Now that we defined everything that a simple NN needs we will use the same functions from the DL library in Julia. (FluxML). The rule is to only use things we defined previously. Oh also I found out this really awesome interactive alternative to Jupyter notebook today -> Pluto.jl and I am in love. It auto updates outputs if you change functions and everything. Wow!!!!
Okay let us get to it. First let us import what we need. The main library is Flux. And from it we import the MNIST dataset and also other functionality that we will need and I will relate to what we did so far.
using Flux, Flux.Data.MNIST, Statistics
using Flux: onehotbatch, onecold, crossentropy, throttle
using Base.Iterators: repeated, partition
Let us load the data and perform the train test split. Since the labels are categorical, we one hot encode them as well. And we push them to their respective partitions while we are at it. The other thing which we have not done so far is GPU implementation (only done this for Convs). But well that comes in time.
imgs = MNIST.images()
labels = onehotbatch(MNIST.labels(), 0:9)
train = gpu.([(cat(float.(imgs[i])..., dims = 4), labels[:,i])

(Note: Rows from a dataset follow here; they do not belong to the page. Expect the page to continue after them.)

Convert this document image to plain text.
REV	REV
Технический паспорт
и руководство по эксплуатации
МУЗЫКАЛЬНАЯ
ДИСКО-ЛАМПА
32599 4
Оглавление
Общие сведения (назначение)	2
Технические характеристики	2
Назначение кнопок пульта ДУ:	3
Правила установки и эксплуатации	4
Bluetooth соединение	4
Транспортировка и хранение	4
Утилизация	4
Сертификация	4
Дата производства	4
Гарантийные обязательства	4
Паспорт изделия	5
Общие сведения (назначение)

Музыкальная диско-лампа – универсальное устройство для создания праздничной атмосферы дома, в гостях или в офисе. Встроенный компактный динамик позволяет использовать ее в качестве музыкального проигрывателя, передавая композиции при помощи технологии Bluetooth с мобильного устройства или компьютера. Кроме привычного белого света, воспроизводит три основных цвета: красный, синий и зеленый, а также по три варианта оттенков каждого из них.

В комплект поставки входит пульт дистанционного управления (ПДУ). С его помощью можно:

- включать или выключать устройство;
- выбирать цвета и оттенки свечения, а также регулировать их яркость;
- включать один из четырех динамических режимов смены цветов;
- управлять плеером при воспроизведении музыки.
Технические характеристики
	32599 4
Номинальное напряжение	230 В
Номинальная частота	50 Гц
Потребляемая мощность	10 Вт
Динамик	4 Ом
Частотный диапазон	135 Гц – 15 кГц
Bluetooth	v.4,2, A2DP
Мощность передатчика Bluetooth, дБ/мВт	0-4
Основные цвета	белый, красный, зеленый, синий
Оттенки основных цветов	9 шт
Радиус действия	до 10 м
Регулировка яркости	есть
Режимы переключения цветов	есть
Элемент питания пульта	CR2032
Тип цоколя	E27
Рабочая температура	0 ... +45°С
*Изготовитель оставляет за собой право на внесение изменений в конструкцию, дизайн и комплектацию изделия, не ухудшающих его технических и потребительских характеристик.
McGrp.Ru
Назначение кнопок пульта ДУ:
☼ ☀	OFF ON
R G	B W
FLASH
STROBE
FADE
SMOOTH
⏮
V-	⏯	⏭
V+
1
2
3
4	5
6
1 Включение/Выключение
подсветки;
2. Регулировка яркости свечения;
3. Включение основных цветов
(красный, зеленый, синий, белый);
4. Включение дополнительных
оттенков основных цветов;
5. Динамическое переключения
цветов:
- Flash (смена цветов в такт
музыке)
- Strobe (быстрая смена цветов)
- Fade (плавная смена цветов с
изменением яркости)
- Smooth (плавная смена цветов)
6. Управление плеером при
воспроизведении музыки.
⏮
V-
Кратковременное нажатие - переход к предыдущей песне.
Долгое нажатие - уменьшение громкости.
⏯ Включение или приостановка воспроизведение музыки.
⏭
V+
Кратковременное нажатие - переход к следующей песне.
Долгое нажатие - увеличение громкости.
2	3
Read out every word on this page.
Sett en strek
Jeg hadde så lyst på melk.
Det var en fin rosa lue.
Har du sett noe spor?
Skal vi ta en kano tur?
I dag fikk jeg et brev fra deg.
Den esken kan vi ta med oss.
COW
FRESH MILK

for i in partition(1:60_000, 32)]);
tX = cat(float.(MNIST.images(:test)[1:1000])..., dims = 4) |> gpu;
tY = onehotbatch(MNIST.labels(:test)[1:1000], 0:9) |> gpu;
Now to define our stupidly simple architecture. Dense == Linear layer which we defined. Everything else (Conv, maxpool, softmax) we defined before so we are allowed to use.
m = Chain(
Conv((3, 3), 1=>32, relu),
Conv((3, 3), 32=>32, relu),
x -> maxpool(x, (2,2)),
Conv((3, 3), 32=>16, relu),
x -> maxpool(x, (2,2)),
Conv((3, 3), 16=>10, relu),
x -> reshape(x, :, size(x, 4)),
Dense(90, 10), softmax) |> gpu
Let us also define the loss function and accuracy metric while we are at it. The loss function is crossentropy and the accuracy is basically the average of the number of predictions (m(x)) that are equal to the original labels in the test set (onecold(y)).
loss(x, y) = crossentropy(m(x), y)
accuracy(x, y) = mean(onecold(m(x)) .== onecold(y))
Since we only did SGD till now (booo I wanted to use ADAM), let us just use that. We also train this for 10 epochs.
evalcb = throttle(() -> @show(accuracy(tX, tY)), 10)
opt = Descent()
Flux.train!(loss, params(m), train, opt, cb = evalcb)
So we get around 96.7% accuracy in a few epochs. It is MNIST but anyway yay!
Ah I really love the syntax. It is so clean and nice. Guess it is a little hard to get used to though but oh well. Its nice to see we already built so much. (Theres more but baby steps).
I am so enjoying this game. Build everything from scratch and when you are done then you can use the existing libraries. That way you get the best of both worlds. Also not giving up on Python but using it for other stuff to keep me motivated is just nice.